Hyundai is the only volume brand to have sold more cars last month than in February last year. Two months into the sales year, it is 9.3 per cent up on the same period last year.
This is in stark contrast to the fortunes of its compatriot and other budget carmaker, Kia, whose sales (4151) are down 20 per cent.
Hyundai’s market share was 5.9 per cent last month, the company’s best result since the factory took over distribution in 2003.
Sales and marketing director Kevin McCann says more consumers are getting the message about value.
The budget Getz and small i30 performed strongly, helped by the iLoad and iMax. The i30 had its best result yet, selling 1234.
With the exception of Hyundai, Audi and Jaguar, the economic downturn is ravaging local carmakers and most imports.
Audi lifted its share 5.4 per cent and Jaguar 22 per cent, largely on the back of the success of its XF sedan. Fiat and Dodge also had spikes on the back of big incentives.
Sales were down across all segments and fleets, which normally return to the market in February, were noticeably absent.
Of the three local volume players, Toyota is still market leader but its sales fell 31 per cent last month (14,274 compared with 20,703 in February last year). Holden was down 27 per cent and Ford 21 per cent.

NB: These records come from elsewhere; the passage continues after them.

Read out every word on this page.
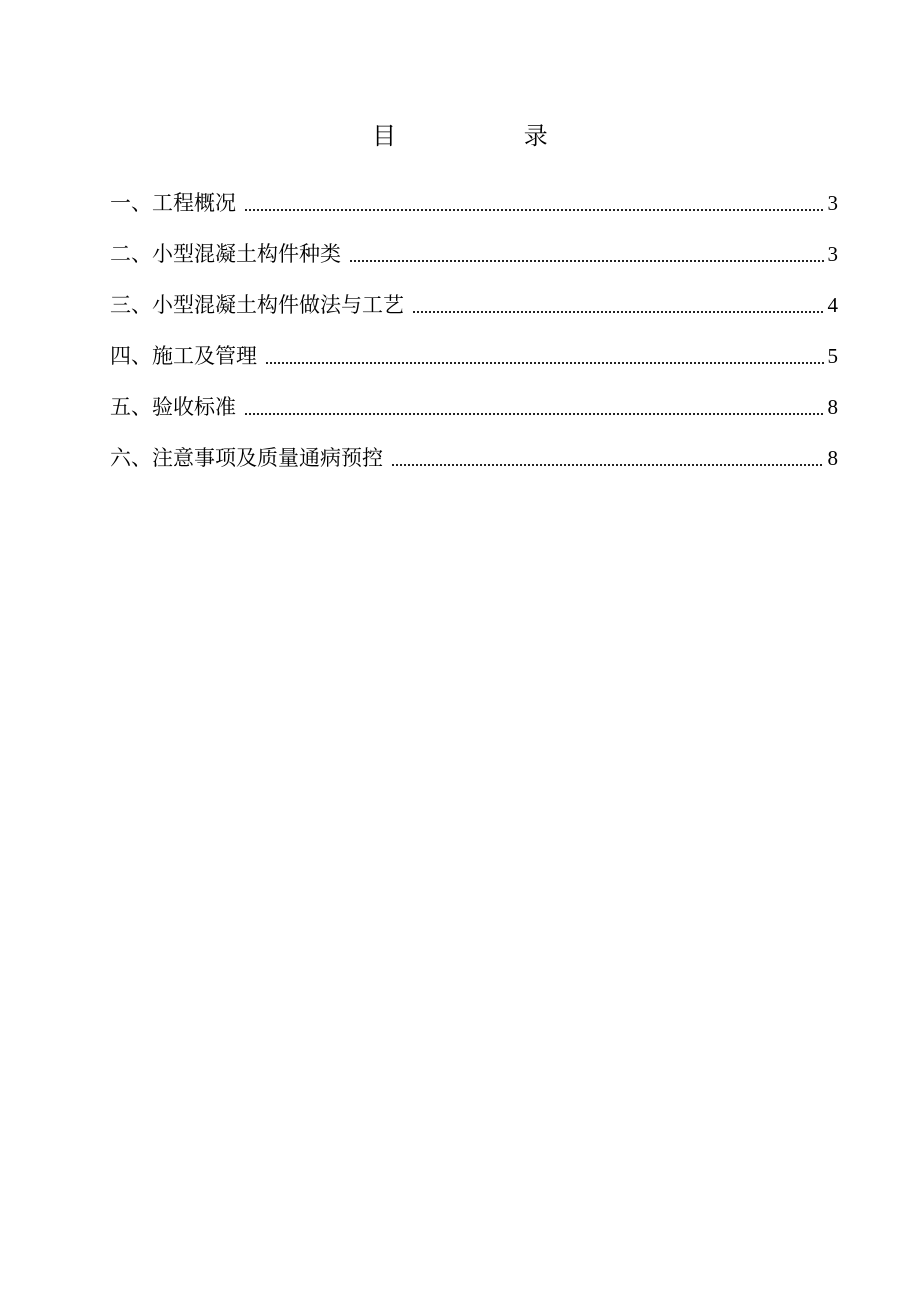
目 录
一、工程概况	3
二、小型混凝土构件种类	3
三、小型混凝土构件做法与工艺	4
四、施工及管理	5
五、验收标准	8
六、注意事项及质量通病预控	8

The Commodore and Aurion were the biggest local big-six losers, down 22 per cent and 48 per cent. However, the Commodore managed to win back top sales spot (3376) from the Mazda3 (2989). The FG Falcon was fifth behind the Toyota Corolla and HiLux.
Economic uncertainty is also affecting the luxury segment. Mercedes-Benz sales are down 22 per cent, BMW 21 per cent, Alfa Romeo 52 per cent, Lexus 30 per cent, Volvo 30 per cent and VW 13 per cent. Porsche has taken a big hit — down 47 per cent.
However, auto analyst David Gelb of KPMG warns against comparisons because the first half of 2008 was a bumper sales period.